Vamos apreciar algumas tiradas da “Mudança”,
como “Aposentadoria ou Auxílio Funeral?”, “Fora Temer e Diretas Já”, “Troco Meu
Salário pelo Auxílio-Moradia dos Juízes”, “Oxente, Governador, Cadê o Reajuste
do Servidor?”, “Otário, Coxinha, Caiu no Conto da Carochinha”, “O PMDB é a
Grande Rainha dos Ratos” e “Em Terra de Propina Quem Delata “Errei”. Um cara
com cartaz pediu a intervenção militar e outro associou Lula e Dilma a propinas
e à Operação Lava Jato.
Com intuito de grandiosidade, no Rio de
Janeiro as escolas de samba deixaram mais de 30 acidentados pelos carros
alegóricos e várias pessoas com ferimentos graves. Somente agora o Corpo de
Bombeiros e o Ministério Público vão exigir vistorias por questão de segurança,
como acontece com tudo que é ruim no Brasil. No final da história, ninguém será
responsabilizado.
O tom da conversa inicial foi de que as
estruturas tiveram a assinatura de engenheiros. Agora, os presidentes e membros
das escolas estão colocando a culpa em São Pedro que mandou chover na hora dos
desfiles. No fim, os “engenheiros” que assinaram e liberaram, sem acompanhar e
inspecionar os pesados veículos, na base do faz de conta, ficam impunes e tudo
termina em samba.
Nas arquibancadas do Sambódromo,
“fieis” rezam com o terço na mão pedindo para Deus, à Virgem Maria, a Cristo e
a todos os santos que sua agremiação seja a campeã, na mistura sem pejo do
profano, do religioso e do politicamente incorreto. A vibração é geral e a
galera toda cai no samba. As imagens comovem toda nação dos falsos ídolos,
heróis, heroínas, reis e rainhas, sem educação e cultura.

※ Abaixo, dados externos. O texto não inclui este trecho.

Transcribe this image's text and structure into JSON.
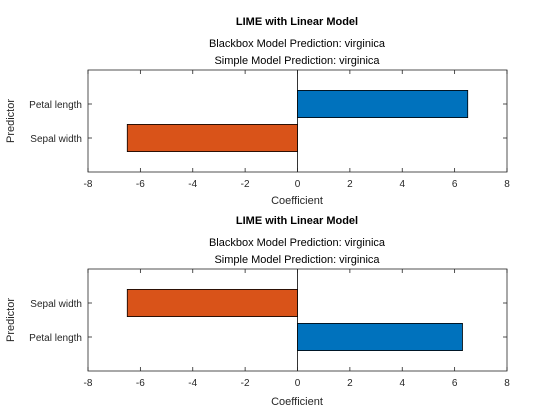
{
  "chart_data": [
    {
      "type": "bar",
      "orientation": "horizontal",
      "title": "LIME with Linear Model",
      "subtitle": [
        "Blackbox Model Prediction: virginica",
        "Simple Model Prediction: virginica"
      ],
      "xlabel": "Coefficient",
      "ylabel": "Predictor",
      "xlim": [
        -8,
        8
      ],
      "xticks": [
        -8,
        -6,
        -4,
        -2,
        0,
        2,
        4,
        6,
        8
      ],
      "categories": [
        "Petal length",
        "Sepal width"
      ],
      "values": [
        6.5,
        -6.5
      ],
      "colors": [
        "#0072BD",
        "#D95319"
      ],
      "grid": false,
      "legend": "none"
    },
    {
      "type": "bar",
      "orientation": "horizontal",
      "title": "LIME with Linear Model",
      "subtitle": [
        "Blackbox Model Prediction: virginica",
        "Simple Model Prediction: virginica"
      ],
      "xlabel": "Coefficient",
      "ylabel": "Predictor",
      "xlim": [
        -8,
        8
      ],
      "xticks": [
        -8,
        -6,
        -4,
        -2,
        0,
        2,
        4,
        6,
        8
      ],
      "categories": [
        "Sepal width",
        "Petal length"
      ],
      "values": [
        -6.5,
        6.3
      ],
      "colors": [
        "#D95319",
        "#0072BD"
      ],
      "grid": false,
      "legend": "none"
    }
  ]
}
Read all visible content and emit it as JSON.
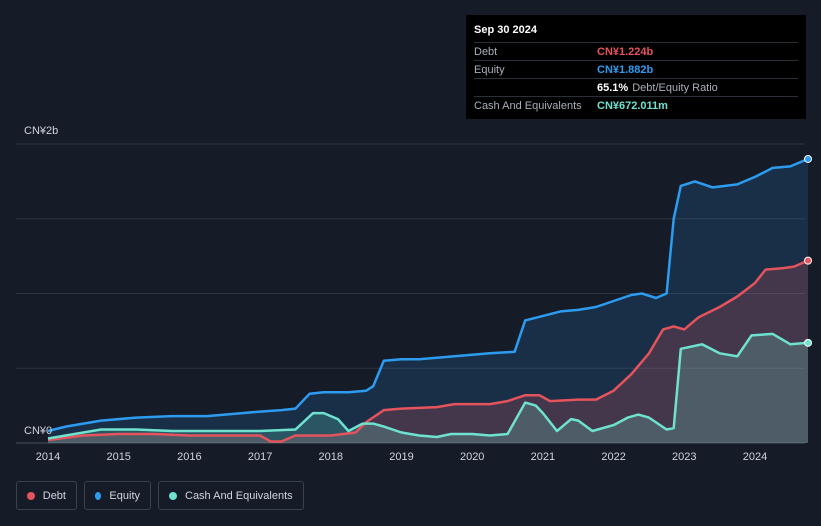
{
  "tooltip": {
    "date": "Sep 30 2024",
    "rows": [
      {
        "label": "Debt",
        "value": "CN¥1.224b",
        "color": "#e5535d"
      },
      {
        "label": "Equity",
        "value": "CN¥1.882b",
        "color": "#2d9cf0"
      },
      {
        "label": "",
        "value": "65.1%",
        "sub": "Debt/Equity Ratio",
        "color": "#ffffff"
      },
      {
        "label": "Cash And Equivalents",
        "value": "CN¥672.011m",
        "color": "#6fe2cf"
      }
    ]
  },
  "legend": [
    {
      "name": "Debt",
      "color": "#e5535d"
    },
    {
      "name": "Equity",
      "color": "#2d9cf0"
    },
    {
      "name": "Cash And Equivalents",
      "color": "#6fe2cf"
    }
  ],
  "chart_data": {
    "type": "area",
    "y_unit": "CN¥ billions",
    "ylim": [
      0,
      2.0
    ],
    "y_tick_labels": [
      {
        "value": 2.0,
        "label": "CN¥2b"
      },
      {
        "value": 0,
        "label": "CN¥0"
      }
    ],
    "gridlines": [
      0,
      0.5,
      1.0,
      1.5,
      2.0
    ],
    "xlim": [
      2013.5,
      2024.75
    ],
    "x_ticks": [
      2014,
      2015,
      2016,
      2017,
      2018,
      2019,
      2020,
      2021,
      2022,
      2023,
      2024
    ],
    "legend_position": "bottom-left",
    "series": [
      {
        "name": "Equity",
        "color": "#2d9cf0",
        "points": [
          [
            2014.0,
            0.08
          ],
          [
            2014.25,
            0.11
          ],
          [
            2014.75,
            0.15
          ],
          [
            2015.25,
            0.17
          ],
          [
            2015.75,
            0.18
          ],
          [
            2016.25,
            0.18
          ],
          [
            2016.75,
            0.2
          ],
          [
            2017.0,
            0.21
          ],
          [
            2017.3,
            0.22
          ],
          [
            2017.5,
            0.23
          ],
          [
            2017.7,
            0.33
          ],
          [
            2017.9,
            0.34
          ],
          [
            2018.25,
            0.34
          ],
          [
            2018.5,
            0.35
          ],
          [
            2018.6,
            0.38
          ],
          [
            2018.75,
            0.55
          ],
          [
            2019.0,
            0.56
          ],
          [
            2019.25,
            0.56
          ],
          [
            2019.75,
            0.58
          ],
          [
            2020.0,
            0.59
          ],
          [
            2020.25,
            0.6
          ],
          [
            2020.6,
            0.61
          ],
          [
            2020.75,
            0.82
          ],
          [
            2021.0,
            0.85
          ],
          [
            2021.25,
            0.88
          ],
          [
            2021.5,
            0.89
          ],
          [
            2021.75,
            0.91
          ],
          [
            2022.0,
            0.95
          ],
          [
            2022.25,
            0.99
          ],
          [
            2022.4,
            1.0
          ],
          [
            2022.6,
            0.97
          ],
          [
            2022.75,
            1.0
          ],
          [
            2022.85,
            1.5
          ],
          [
            2022.95,
            1.72
          ],
          [
            2023.15,
            1.75
          ],
          [
            2023.4,
            1.71
          ],
          [
            2023.75,
            1.73
          ],
          [
            2024.0,
            1.78
          ],
          [
            2024.25,
            1.84
          ],
          [
            2024.5,
            1.85
          ],
          [
            2024.75,
            1.9
          ]
        ]
      },
      {
        "name": "Debt",
        "color": "#e5535d",
        "points": [
          [
            2014.0,
            0.02
          ],
          [
            2014.5,
            0.05
          ],
          [
            2015.0,
            0.06
          ],
          [
            2015.5,
            0.06
          ],
          [
            2016.0,
            0.05
          ],
          [
            2016.5,
            0.05
          ],
          [
            2017.0,
            0.05
          ],
          [
            2017.15,
            0.01
          ],
          [
            2017.3,
            0.01
          ],
          [
            2017.5,
            0.05
          ],
          [
            2018.0,
            0.05
          ],
          [
            2018.35,
            0.07
          ],
          [
            2018.5,
            0.14
          ],
          [
            2018.75,
            0.22
          ],
          [
            2019.0,
            0.23
          ],
          [
            2019.5,
            0.24
          ],
          [
            2019.75,
            0.26
          ],
          [
            2020.25,
            0.26
          ],
          [
            2020.5,
            0.28
          ],
          [
            2020.75,
            0.32
          ],
          [
            2020.95,
            0.32
          ],
          [
            2021.1,
            0.28
          ],
          [
            2021.5,
            0.29
          ],
          [
            2021.75,
            0.29
          ],
          [
            2022.0,
            0.35
          ],
          [
            2022.25,
            0.46
          ],
          [
            2022.5,
            0.6
          ],
          [
            2022.7,
            0.76
          ],
          [
            2022.85,
            0.78
          ],
          [
            2023.0,
            0.76
          ],
          [
            2023.2,
            0.84
          ],
          [
            2023.5,
            0.91
          ],
          [
            2023.75,
            0.98
          ],
          [
            2024.0,
            1.07
          ],
          [
            2024.15,
            1.16
          ],
          [
            2024.4,
            1.17
          ],
          [
            2024.55,
            1.18
          ],
          [
            2024.75,
            1.22
          ]
        ]
      },
      {
        "name": "Cash And Equivalents",
        "color": "#6fe2cf",
        "points": [
          [
            2014.0,
            0.03
          ],
          [
            2014.5,
            0.07
          ],
          [
            2014.75,
            0.09
          ],
          [
            2015.0,
            0.09
          ],
          [
            2015.25,
            0.09
          ],
          [
            2015.75,
            0.08
          ],
          [
            2016.25,
            0.08
          ],
          [
            2016.75,
            0.08
          ],
          [
            2017.0,
            0.08
          ],
          [
            2017.5,
            0.09
          ],
          [
            2017.75,
            0.2
          ],
          [
            2017.9,
            0.2
          ],
          [
            2018.1,
            0.16
          ],
          [
            2018.25,
            0.08
          ],
          [
            2018.45,
            0.13
          ],
          [
            2018.6,
            0.13
          ],
          [
            2018.75,
            0.11
          ],
          [
            2019.0,
            0.07
          ],
          [
            2019.25,
            0.05
          ],
          [
            2019.5,
            0.04
          ],
          [
            2019.7,
            0.06
          ],
          [
            2020.0,
            0.06
          ],
          [
            2020.25,
            0.05
          ],
          [
            2020.5,
            0.06
          ],
          [
            2020.75,
            0.27
          ],
          [
            2020.9,
            0.25
          ],
          [
            2021.0,
            0.2
          ],
          [
            2021.2,
            0.08
          ],
          [
            2021.4,
            0.16
          ],
          [
            2021.5,
            0.15
          ],
          [
            2021.7,
            0.08
          ],
          [
            2022.0,
            0.12
          ],
          [
            2022.2,
            0.17
          ],
          [
            2022.35,
            0.19
          ],
          [
            2022.5,
            0.17
          ],
          [
            2022.75,
            0.09
          ],
          [
            2022.85,
            0.1
          ],
          [
            2022.95,
            0.63
          ],
          [
            2023.25,
            0.66
          ],
          [
            2023.5,
            0.6
          ],
          [
            2023.75,
            0.58
          ],
          [
            2023.95,
            0.72
          ],
          [
            2024.25,
            0.73
          ],
          [
            2024.5,
            0.66
          ],
          [
            2024.75,
            0.67
          ]
        ]
      }
    ]
  }
}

Gostaria só de indagar quem paga a conta deste
circo sem pão que promete sonhos e falsas alegrias quando se sabe que logo
depois o povo será tangido como gado para seus currais das desigualdades
sociais? Enquanto isso, vamos tocando nossa vidinha pacata e violenta de
escândalos, de alienação, submissão e acertando as contas com o Leão.

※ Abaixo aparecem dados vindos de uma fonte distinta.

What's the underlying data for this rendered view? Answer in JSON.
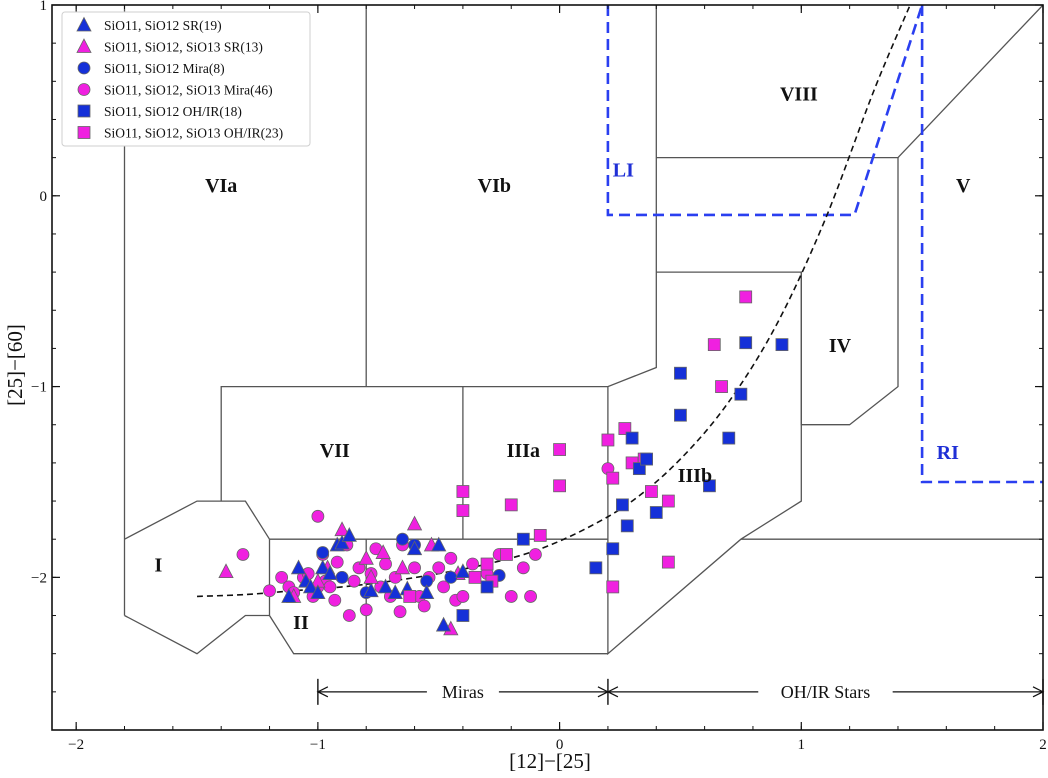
{
  "chart_data": {
    "type": "scatter",
    "title": "",
    "xlabel": "[12]−[25]",
    "ylabel": "[25]−[60]",
    "xlim": [
      -2.1,
      2.0
    ],
    "ylim": [
      -2.8,
      1.0
    ],
    "xticks": [
      -2,
      -1,
      0,
      1,
      2
    ],
    "xtick_labels": [
      "−2",
      "−1",
      "0",
      "1",
      "2"
    ],
    "yticks": [
      -2,
      -1,
      0,
      1
    ],
    "ytick_labels": [
      "−2",
      "−1",
      "0",
      "1"
    ],
    "colors": {
      "blue": "#1530d8",
      "magenta": "#f020e0",
      "region_line": "#555555",
      "dashed_region": "#2a3ff0"
    },
    "legend": {
      "position": "top-left",
      "entries": [
        {
          "label": "SiO11, SiO12 SR(19)",
          "marker": "triangle",
          "color": "blue"
        },
        {
          "label": "SiO11, SiO12, SiO13 SR(13)",
          "marker": "triangle",
          "color": "magenta"
        },
        {
          "label": "SiO11, SiO12 Mira(8)",
          "marker": "circle",
          "color": "blue"
        },
        {
          "label": "SiO11, SiO12, SiO13 Mira(46)",
          "marker": "circle",
          "color": "magenta"
        },
        {
          "label": "SiO11, SiO12 OH/IR(18)",
          "marker": "square",
          "color": "blue"
        },
        {
          "label": "SiO11, SiO12, SiO13 OH/IR(23)",
          "marker": "square",
          "color": "magenta"
        }
      ]
    },
    "regions": [
      {
        "label": "I",
        "vertices": [
          [
            -1.8,
            -1.8
          ],
          [
            -1.5,
            -1.6
          ],
          [
            -1.3,
            -1.6
          ],
          [
            -1.2,
            -1.8
          ],
          [
            -1.2,
            -2.2
          ],
          [
            -1.3,
            -2.2
          ],
          [
            -1.5,
            -2.4
          ],
          [
            -1.8,
            -2.2
          ]
        ],
        "label_at": [
          -1.66,
          -1.97
        ]
      },
      {
        "label": "II",
        "vertices": [
          [
            -1.2,
            -1.8
          ],
          [
            -0.8,
            -1.8
          ],
          [
            -0.8,
            -2.4
          ],
          [
            -1.1,
            -2.4
          ],
          [
            -1.2,
            -2.2
          ]
        ],
        "label_at": [
          -1.07,
          -2.27
        ]
      },
      {
        "label": "IIIa",
        "vertices": [
          [
            -0.4,
            -1.0
          ],
          [
            0.2,
            -1.0
          ],
          [
            0.2,
            -2.4
          ],
          [
            -0.8,
            -2.4
          ],
          [
            -0.8,
            -1.8
          ],
          [
            -0.4,
            -1.8
          ]
        ],
        "label_at": [
          -0.15,
          -1.37
        ]
      },
      {
        "label": "IIIb",
        "vertices": [
          [
            0.2,
            -1.0
          ],
          [
            0.4,
            -0.9
          ],
          [
            0.4,
            -0.4
          ],
          [
            1.0,
            -0.4
          ],
          [
            1.0,
            -1.6
          ],
          [
            0.75,
            -1.8
          ],
          [
            0.25,
            -2.25
          ],
          [
            0.2,
            -2.4
          ]
        ],
        "label_at": [
          0.56,
          -1.5
        ]
      },
      {
        "label": "IV",
        "vertices": [
          [
            1.0,
            -0.4
          ],
          [
            1.0,
            -1.2
          ],
          [
            1.2,
            -1.2
          ],
          [
            1.4,
            -1.0
          ],
          [
            1.4,
            0.2
          ]
        ],
        "label_at": [
          1.16,
          -0.82
        ]
      },
      {
        "label": "V",
        "vertices": [
          [
            1.4,
            0.2
          ],
          [
            2.0,
            1.0
          ],
          [
            2.0,
            -1.8
          ]
        ],
        "label_at": [
          1.67,
          0.02
        ]
      },
      {
        "label": "VIa",
        "vertices": [
          [
            -1.8,
            1.0
          ],
          [
            -1.8,
            -1.8
          ],
          [
            -1.5,
            -1.6
          ],
          [
            -1.4,
            -1.6
          ],
          [
            -1.4,
            -1.0
          ],
          [
            -0.8,
            -1.0
          ],
          [
            -0.8,
            1.0
          ]
        ],
        "label_at": [
          -1.4,
          0.02
        ]
      },
      {
        "label": "VIb",
        "vertices": [
          [
            -0.8,
            1.0
          ],
          [
            -0.8,
            -1.0
          ],
          [
            0.2,
            -1.0
          ],
          [
            0.4,
            -0.9
          ],
          [
            0.4,
            1.0
          ]
        ],
        "label_at": [
          -0.27,
          0.02
        ]
      },
      {
        "label": "VII",
        "vertices": [
          [
            -1.4,
            -1.0
          ],
          [
            -0.4,
            -1.0
          ],
          [
            -0.4,
            -1.8
          ],
          [
            -1.2,
            -1.8
          ],
          [
            -1.4,
            -1.6
          ]
        ],
        "label_at": [
          -0.93,
          -1.37
        ]
      },
      {
        "label": "VIII",
        "vertices": [
          [
            0.4,
            1.0
          ],
          [
            0.4,
            0.2
          ],
          [
            1.4,
            0.2
          ],
          [
            1.4,
            1.0
          ]
        ],
        "label_at": [
          0.99,
          0.5
        ]
      }
    ],
    "region_outline_segments": [
      [
        [
          -1.8,
          1.0
        ],
        [
          -1.8,
          -2.2
        ]
      ],
      [
        [
          -1.8,
          -1.8
        ],
        [
          -1.5,
          -1.6
        ],
        [
          -1.3,
          -1.6
        ],
        [
          -1.2,
          -1.8
        ]
      ],
      [
        [
          -1.8,
          -2.2
        ],
        [
          -1.5,
          -2.4
        ],
        [
          -1.3,
          -2.2
        ],
        [
          -1.2,
          -2.2
        ]
      ],
      [
        [
          -1.4,
          -1.6
        ],
        [
          -1.4,
          -1.0
        ],
        [
          0.2,
          -1.0
        ],
        [
          0.4,
          -0.9
        ],
        [
          0.4,
          1.0
        ]
      ],
      [
        [
          -1.2,
          -1.8
        ],
        [
          0.2,
          -1.8
        ]
      ],
      [
        [
          -1.2,
          -1.8
        ],
        [
          -1.2,
          -2.2
        ],
        [
          -1.1,
          -2.4
        ],
        [
          0.2,
          -2.4
        ]
      ],
      [
        [
          -0.8,
          1.0
        ],
        [
          -0.8,
          -1.0
        ]
      ],
      [
        [
          -0.8,
          -1.8
        ],
        [
          -0.8,
          -2.4
        ]
      ],
      [
        [
          -0.4,
          -1.0
        ],
        [
          -0.4,
          -1.8
        ]
      ],
      [
        [
          0.2,
          -1.0
        ],
        [
          0.2,
          -2.4
        ],
        [
          0.75,
          -1.8
        ],
        [
          1.0,
          -1.6
        ],
        [
          1.0,
          -0.4
        ],
        [
          0.4,
          -0.4
        ]
      ],
      [
        [
          1.0,
          -0.4
        ],
        [
          1.0,
          -1.2
        ],
        [
          1.2,
          -1.2
        ],
        [
          1.4,
          -1.0
        ],
        [
          1.4,
          0.2
        ],
        [
          0.4,
          0.2
        ]
      ],
      [
        [
          1.4,
          0.2
        ],
        [
          2.0,
          1.0
        ]
      ],
      [
        [
          0.75,
          -1.8
        ],
        [
          2.0,
          -1.8
        ]
      ]
    ],
    "dashed_regions": [
      {
        "label": "LI",
        "vertices": [
          [
            0.2,
            1.0
          ],
          [
            0.2,
            -0.1
          ],
          [
            1.22,
            -0.1
          ],
          [
            1.5,
            1.0
          ]
        ],
        "label_at": [
          0.22,
          0.1
        ]
      },
      {
        "label": "RI",
        "vertices": [
          [
            1.5,
            1.0
          ],
          [
            1.5,
            -1.5
          ],
          [
            2.0,
            -1.5
          ]
        ],
        "label_at": [
          1.56,
          -1.38
        ]
      }
    ],
    "curve": {
      "style": "dashed",
      "color": "#111111",
      "x": [
        -1.5,
        -1.3,
        -1.1,
        -0.9,
        -0.7,
        -0.5,
        -0.3,
        -0.1,
        0.1,
        0.3,
        0.5,
        0.7,
        0.9,
        1.1,
        1.3,
        1.45
      ],
      "y": [
        -2.1,
        -2.09,
        -2.07,
        -2.05,
        -2.02,
        -1.98,
        -1.93,
        -1.86,
        -1.75,
        -1.6,
        -1.38,
        -1.08,
        -0.67,
        -0.12,
        0.55,
        1.0
      ]
    },
    "ranges": [
      {
        "label": "Miras",
        "x_start": -1.0,
        "x_end": 0.2,
        "y": -2.6
      },
      {
        "label": "OH/IR Stars",
        "x_start": 0.2,
        "x_end": 2.0,
        "y": -2.6
      }
    ],
    "series": [
      {
        "name": "SiO11, SiO12 SR(19)",
        "marker": "triangle",
        "color": "blue",
        "points": [
          [
            -1.12,
            -2.1
          ],
          [
            -1.08,
            -1.95
          ],
          [
            -1.05,
            -2.02
          ],
          [
            -1.03,
            -2.05
          ],
          [
            -1.0,
            -2.08
          ],
          [
            -0.98,
            -1.95
          ],
          [
            -0.95,
            -1.98
          ],
          [
            -0.92,
            -1.83
          ],
          [
            -0.9,
            -1.82
          ],
          [
            -0.87,
            -1.78
          ],
          [
            -0.78,
            -2.07
          ],
          [
            -0.72,
            -2.05
          ],
          [
            -0.68,
            -2.08
          ],
          [
            -0.63,
            -2.06
          ],
          [
            -0.6,
            -1.85
          ],
          [
            -0.55,
            -2.08
          ],
          [
            -0.5,
            -1.83
          ],
          [
            -0.48,
            -2.25
          ],
          [
            -0.4,
            -1.97
          ]
        ]
      },
      {
        "name": "SiO11, SiO12, SiO13 SR(13)",
        "marker": "triangle",
        "color": "magenta",
        "points": [
          [
            -1.38,
            -1.97
          ],
          [
            -1.1,
            -2.1
          ],
          [
            -1.0,
            -2.02
          ],
          [
            -0.96,
            -1.95
          ],
          [
            -0.9,
            -1.75
          ],
          [
            -0.8,
            -1.9
          ],
          [
            -0.78,
            -2.0
          ],
          [
            -0.73,
            -1.87
          ],
          [
            -0.65,
            -1.95
          ],
          [
            -0.6,
            -1.72
          ],
          [
            -0.53,
            -1.83
          ],
          [
            -0.45,
            -2.27
          ],
          [
            -0.42,
            -1.98
          ]
        ]
      },
      {
        "name": "SiO11, SiO12 Mira(8)",
        "marker": "circle",
        "color": "blue",
        "points": [
          [
            -0.98,
            -1.87
          ],
          [
            -0.9,
            -2.0
          ],
          [
            -0.8,
            -2.08
          ],
          [
            -0.65,
            -1.8
          ],
          [
            -0.6,
            -1.83
          ],
          [
            -0.55,
            -2.02
          ],
          [
            -0.45,
            -2.0
          ],
          [
            -0.25,
            -1.99
          ]
        ]
      },
      {
        "name": "SiO11, SiO12, SiO13 Mira(46)",
        "marker": "circle",
        "color": "magenta",
        "points": [
          [
            -1.31,
            -1.88
          ],
          [
            -1.2,
            -2.07
          ],
          [
            -1.15,
            -2.0
          ],
          [
            -1.12,
            -2.05
          ],
          [
            -1.1,
            -2.08
          ],
          [
            -1.06,
            -2.0
          ],
          [
            -1.04,
            -1.98
          ],
          [
            -1.02,
            -2.1
          ],
          [
            -1.0,
            -2.05
          ],
          [
            -0.98,
            -1.88
          ],
          [
            -0.97,
            -2.02
          ],
          [
            -0.95,
            -2.05
          ],
          [
            -0.93,
            -2.12
          ],
          [
            -0.92,
            -1.92
          ],
          [
            -0.9,
            -2.0
          ],
          [
            -0.88,
            -1.83
          ],
          [
            -0.87,
            -2.2
          ],
          [
            -0.85,
            -2.02
          ],
          [
            -0.83,
            -1.95
          ],
          [
            -0.8,
            -2.17
          ],
          [
            -0.78,
            -1.98
          ],
          [
            -0.76,
            -1.85
          ],
          [
            -0.74,
            -2.05
          ],
          [
            -0.72,
            -1.93
          ],
          [
            -0.7,
            -2.1
          ],
          [
            -0.68,
            -2.0
          ],
          [
            -0.66,
            -2.18
          ],
          [
            -0.65,
            -1.83
          ],
          [
            -0.6,
            -1.95
          ],
          [
            -0.58,
            -2.1
          ],
          [
            -0.56,
            -2.15
          ],
          [
            -0.54,
            -2.0
          ],
          [
            -0.5,
            -1.95
          ],
          [
            -0.48,
            -2.05
          ],
          [
            -0.45,
            -1.9
          ],
          [
            -0.43,
            -2.12
          ],
          [
            -0.4,
            -2.1
          ],
          [
            -0.36,
            -1.93
          ],
          [
            -0.3,
            -1.98
          ],
          [
            -0.25,
            -1.88
          ],
          [
            -0.2,
            -2.1
          ],
          [
            -0.15,
            -1.95
          ],
          [
            -0.12,
            -2.1
          ],
          [
            -0.1,
            -1.88
          ],
          [
            -1.0,
            -1.68
          ],
          [
            0.2,
            -1.43
          ]
        ]
      },
      {
        "name": "SiO11, SiO12 OH/IR(18)",
        "marker": "square",
        "color": "blue",
        "points": [
          [
            -0.4,
            -2.2
          ],
          [
            -0.3,
            -2.05
          ],
          [
            -0.15,
            -1.8
          ],
          [
            0.15,
            -1.95
          ],
          [
            0.22,
            -1.85
          ],
          [
            0.26,
            -1.62
          ],
          [
            0.28,
            -1.73
          ],
          [
            0.3,
            -1.27
          ],
          [
            0.33,
            -1.43
          ],
          [
            0.36,
            -1.38
          ],
          [
            0.4,
            -1.66
          ],
          [
            0.5,
            -0.93
          ],
          [
            0.5,
            -1.15
          ],
          [
            0.62,
            -1.52
          ],
          [
            0.7,
            -1.27
          ],
          [
            0.75,
            -1.04
          ],
          [
            0.77,
            -0.77
          ],
          [
            0.92,
            -0.78
          ]
        ]
      },
      {
        "name": "SiO11, SiO12, SiO13 OH/IR(23)",
        "marker": "square",
        "color": "magenta",
        "points": [
          [
            -0.62,
            -2.1
          ],
          [
            -0.4,
            -1.55
          ],
          [
            -0.4,
            -1.65
          ],
          [
            -0.35,
            -2.0
          ],
          [
            -0.3,
            -1.93
          ],
          [
            -0.28,
            -2.02
          ],
          [
            -0.22,
            -1.88
          ],
          [
            -0.2,
            -1.62
          ],
          [
            -0.08,
            -1.78
          ],
          [
            0.0,
            -1.33
          ],
          [
            0.0,
            -1.52
          ],
          [
            0.2,
            -1.28
          ],
          [
            0.22,
            -1.48
          ],
          [
            0.22,
            -2.05
          ],
          [
            0.27,
            -1.22
          ],
          [
            0.3,
            -1.4
          ],
          [
            0.35,
            -1.38
          ],
          [
            0.38,
            -1.55
          ],
          [
            0.45,
            -1.92
          ],
          [
            0.45,
            -1.6
          ],
          [
            0.64,
            -0.78
          ],
          [
            0.67,
            -1.0
          ],
          [
            0.77,
            -0.53
          ]
        ]
      }
    ]
  }
}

As castas superiores retornam aos seus gastos
e mordomias satisfeitas da vida que levam, e ainda curtem com nossas caras
meladas pelo suor dos asfaltos calorentos e sujos, sem direito às fantasias dos
pierrôs e colombinas. Para o ano tem mais circo e alegorias, profano e
religioso no país das injustiças sociais.